SINGAPORE (Reuters) – Oil prices were significantly stable on Monday, and some early losses were repaid as investors took the global economic pressures that could influence oil demand.
PHOTO FILE: Oil rigs are seen drilling oil and gas shale Vaca Muerta, in the province of Neuquen Patagonia, Argentina 21 January, 2019. REUTERS / Agustin Marcarian
Global benchmark Brent LCOc1 crude oil futures were down 1 cent to $ 59.41 barrel by 0648 GMT.
U. West Texas Intermediate crude oil futures CLc1 was from 2 cents at $ 53.76 barrel.
Signs of global oil supply still combined with concerns about economic growth in China, the world's largest oil importer, lower prices on the second earlier Monday session.
“Weaknesses in oil prices showed a bearish picture of global energy demand, as the slowdown in manufacturing and trades did not end early,” said Margaret Yang, market analyst at CMC Markets.
Russia, the world's second largest oil producer, said on Sunday that it had not fulfilled its commitment to supply reduction in September due to the increase in natural gas consolidation output as the country prepared for winter. .
The Organization of Petroleum Exporting Countries, Russia and other oil producers organized an alliance called OPEC + in December to reduce supply by 1.2 million barrels per day (phd) from the beginning of this year.
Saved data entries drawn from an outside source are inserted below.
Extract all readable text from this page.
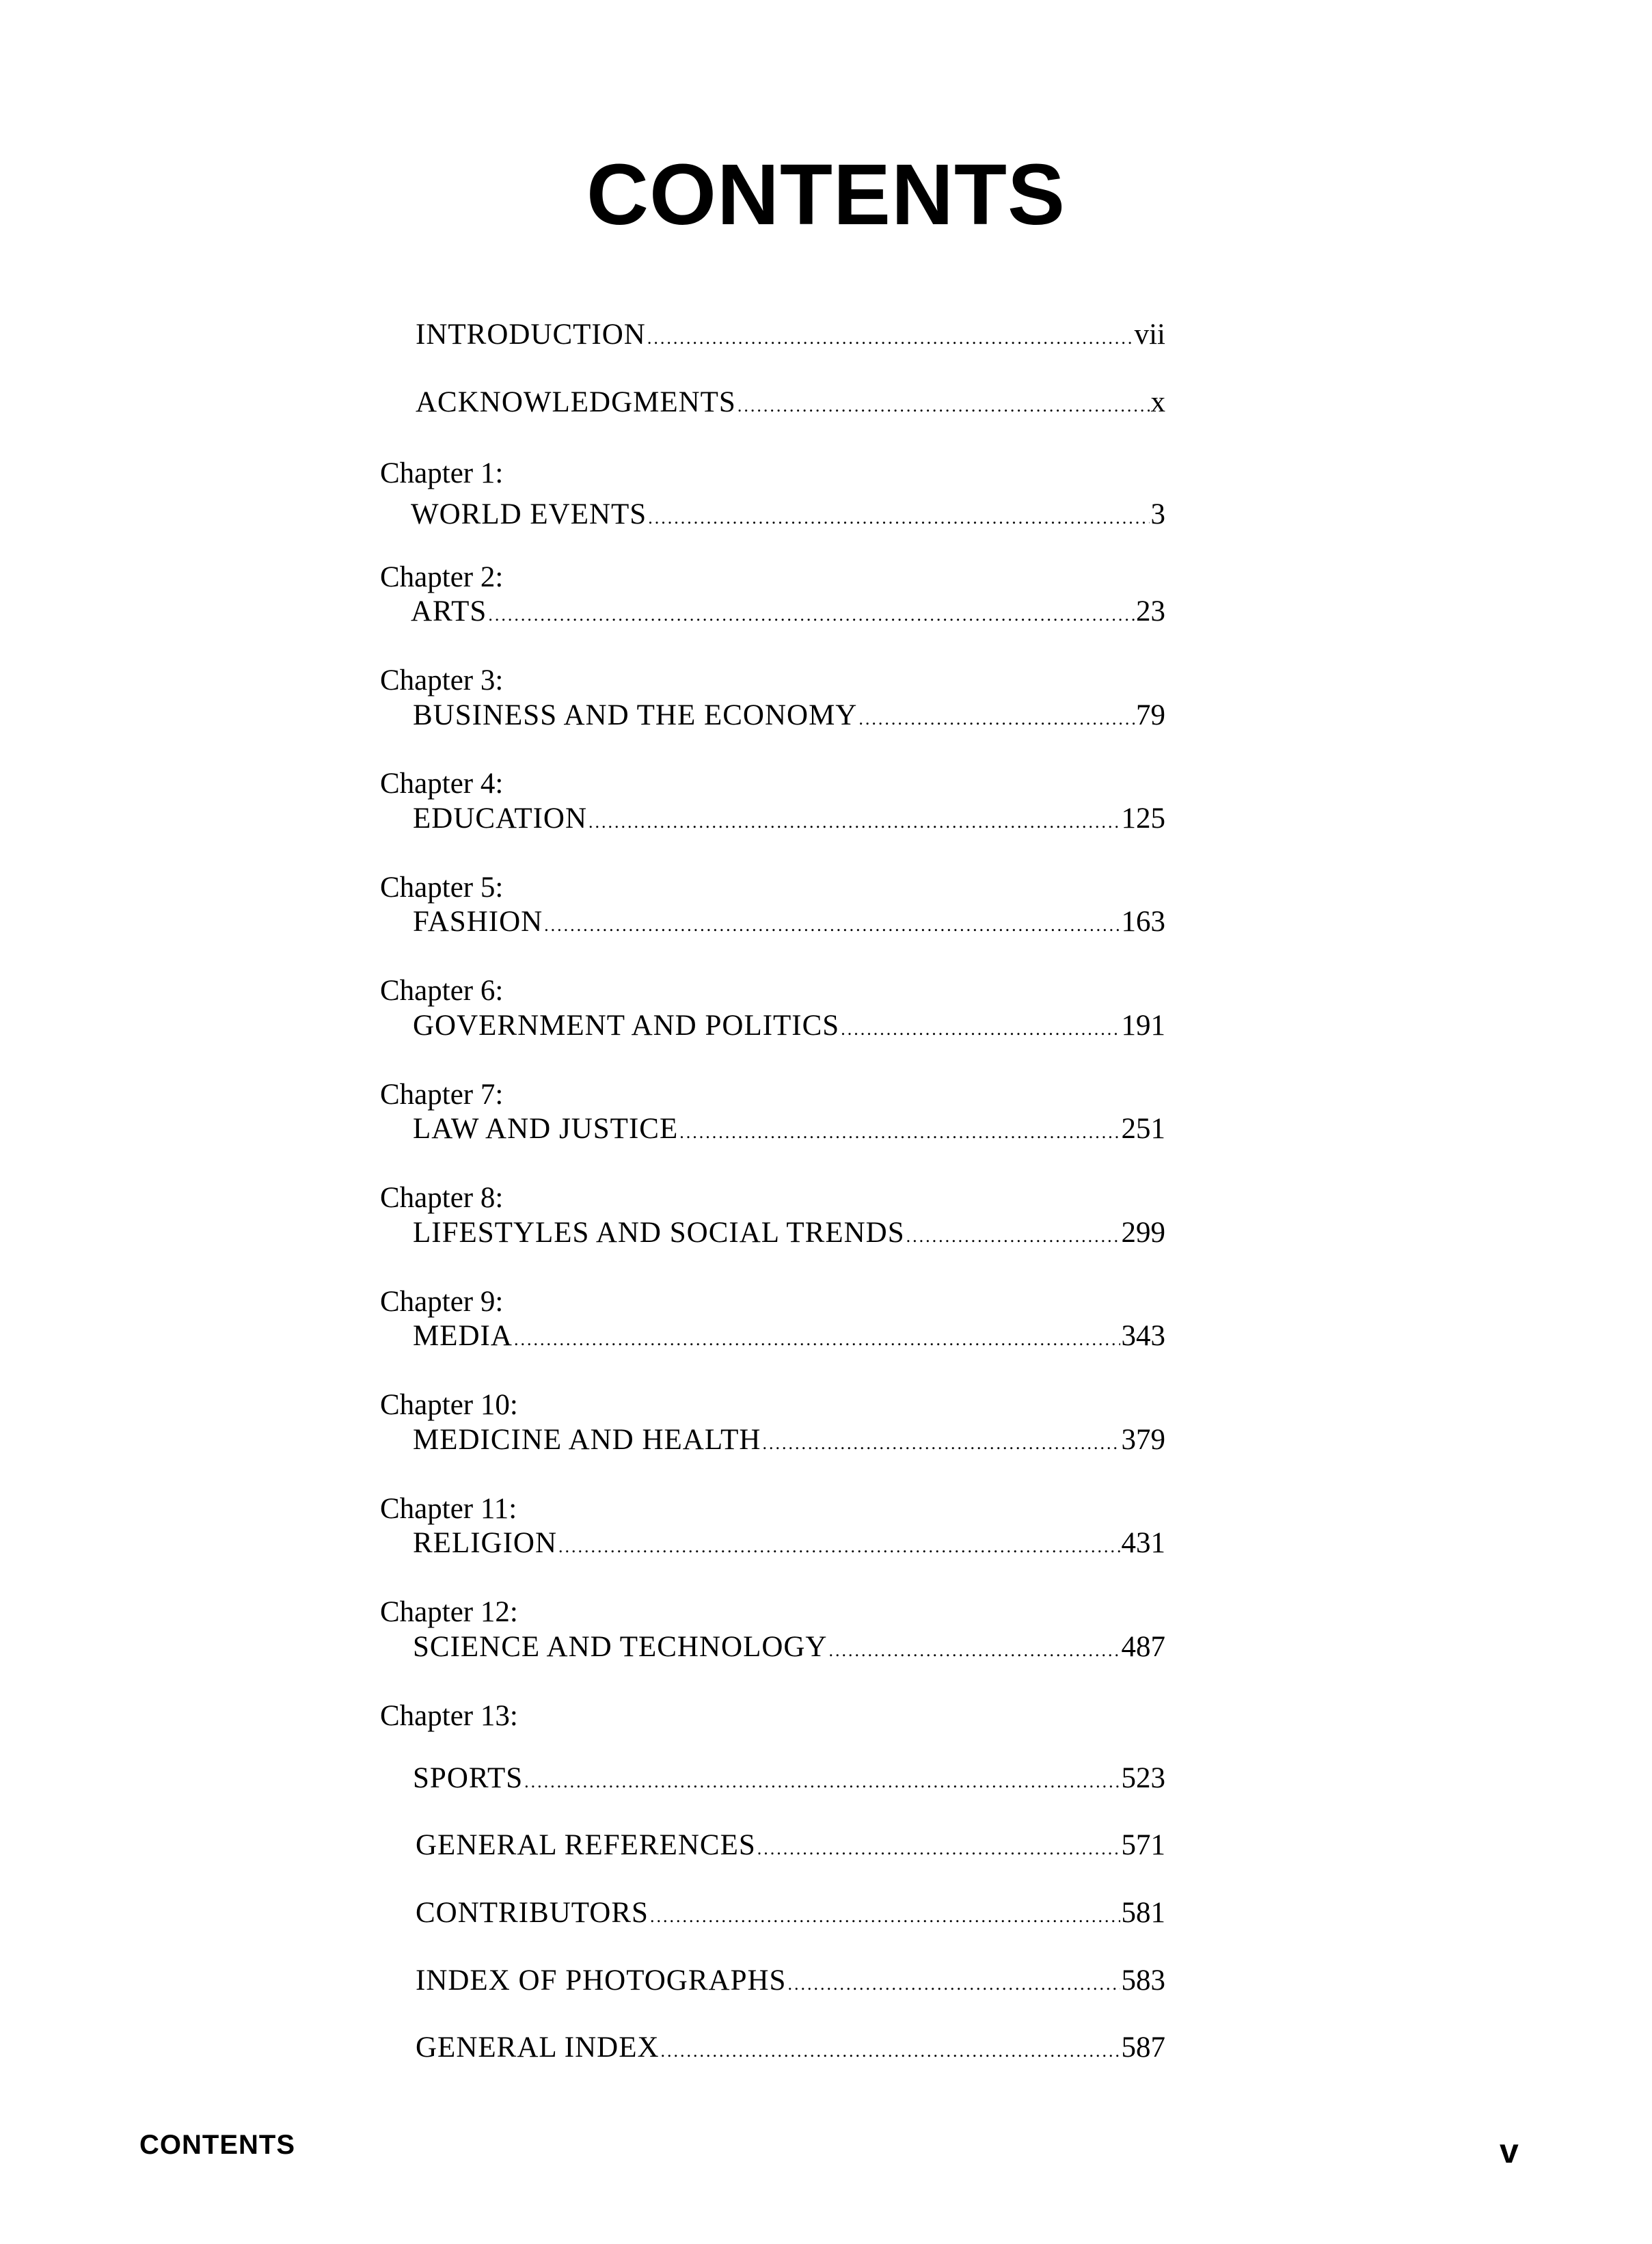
CONTENTS
INTRODUCTION .....	vii
ACKNOWLEDGMENTS .....	x
Chapter 1:
WORLD EVENTS .....	3
Chapter 2:
ARTS .....	23
Chapter 3:
BUSINESS AND THE ECONOMY .....	79
Chapter 4:
EDUCATION .....	125
Chapter 5:
FASHION .....	163
Chapter 6:
GOVERNMENT AND POLITICS .....	191
Chapter 7:
LAW AND JUSTICE .....	251
Chapter 8:
LIFESTYLES AND SOCIAL TRENDS .....	299
Chapter 9:
MEDIA .....	343
Chapter 10:
MEDICINE AND HEALTH .....	379
Chapter 11:
RELIGION .....	431
Chapter 12:
SCIENCE AND TECHNOLOGY .....	487
Chapter 13:
SPORTS .....	523
GENERAL REFERENCES .....	571
CONTRIBUTORS .....	581
INDEX OF PHOTOGRAPHS .....	583
GENERAL INDEX .....	587
CONTENTS	v
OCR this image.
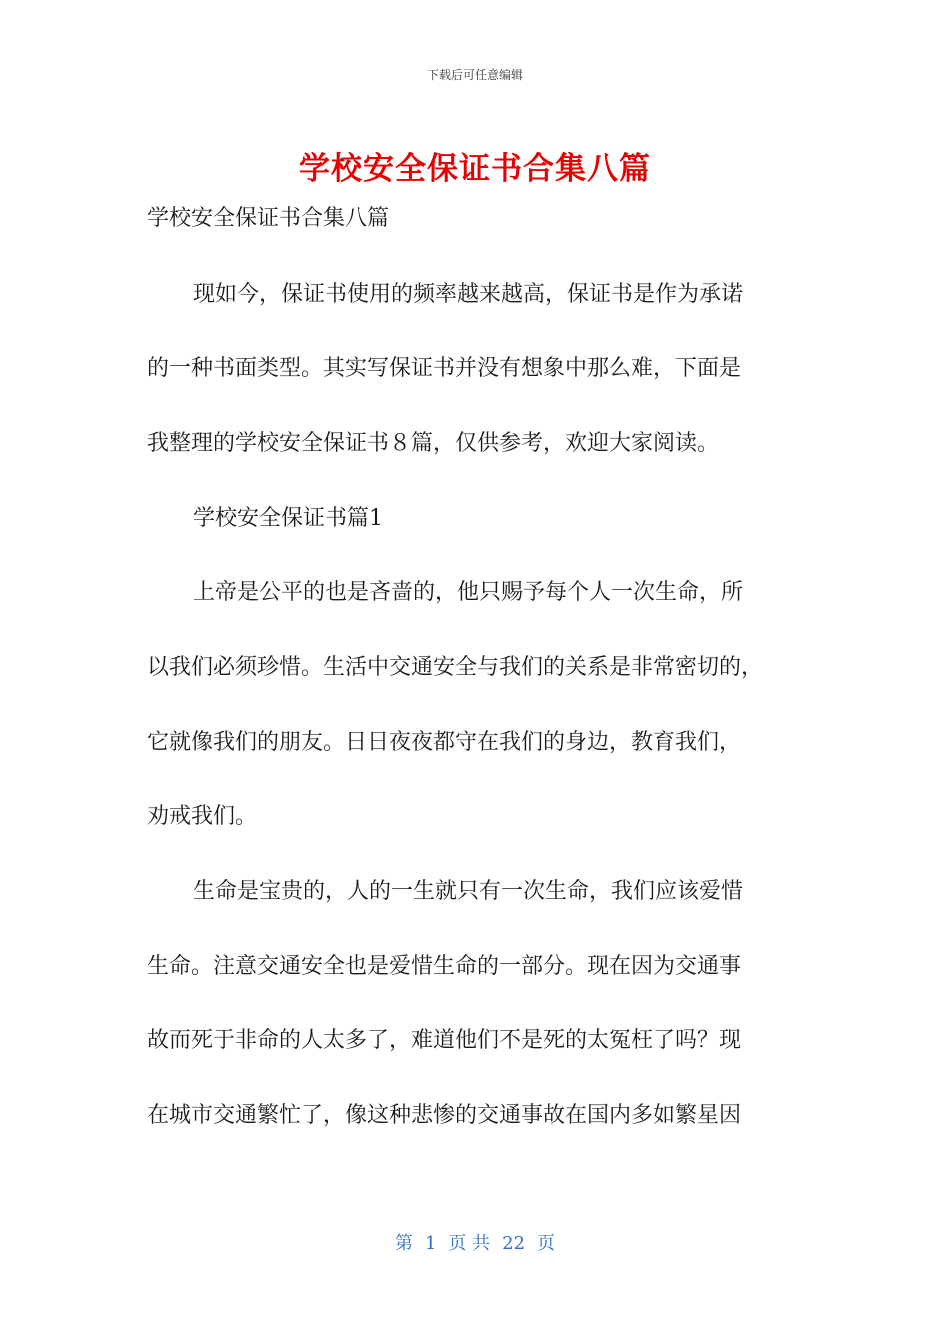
下载后可任意编辑
学校安全保证书合集八篇
学校安全保证书合集八篇
现如今，保证书使用的频率越来越高，保证书是作为承诺
的一种书面类型。其实写保证书并没有想象中那么难，下面是
我整理的学校安全保证书８篇，仅供参考，欢迎大家阅读。
学校安全保证书篇1
上帝是公平的也是吝啬的，他只赐予每个人一次生命，所
以我们必须珍惜。生活中交通安全与我们的关系是非常密切的，
它就像我们的朋友。日日夜夜都守在我们的身边，教育我们，
劝戒我们。
生命是宝贵的，人的一生就只有一次生命，我们应该爱惜
生命。注意交通安全也是爱惜生命的一部分。现在因为交通事
故而死于非命的人太多了，难道他们不是死的太冤枉了吗？现
在城市交通繁忙了，像这种悲惨的交通事故在国内多如繁星因
第 1 页 共 22 页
In addition, talks between members of OPW, Kuwait and Saudi Arabia, the resumption of oil production from joint zones in the Neutral Zone between the two countries, with capacity of 500,000 barrels per day, could provide more supply back. the market.
Kuwait's foreign deputy said on Saturday that the negotiations were "very positive" after Kuwaiti's media, citing unknown sources, said the two Gulf oil producers said they would resume raw output from the oil fields.
However, any increase in Neutral Zone production will be compensated by the provision of supply from other areas in Saudi Arab and Kuwaiti as both countries are committed to their targets under the reduced OPEC + output agreement.
While market participants believe that OPEC + could decide to extend production cuts in an upcoming December meeting, the economic ones are constraining a bullish sentiment and are concerned about oil demand.
China's economic growth slowed to 6% year-on-year in the third quarter, the weakest in 27-1 / 2 years and not expected due to soft factory production and continuing trade tensions.
“The OPEC has led to procurement cutbacks policies, although seconded support is struggling to boost oil prices as the markets stand up to ongoing demand side concerns,” said Phillip Futures, analyst Benjamin Lu. .
However, China's refinery throughput in September showed a 9.4% increase year on year in strong petroleum demand.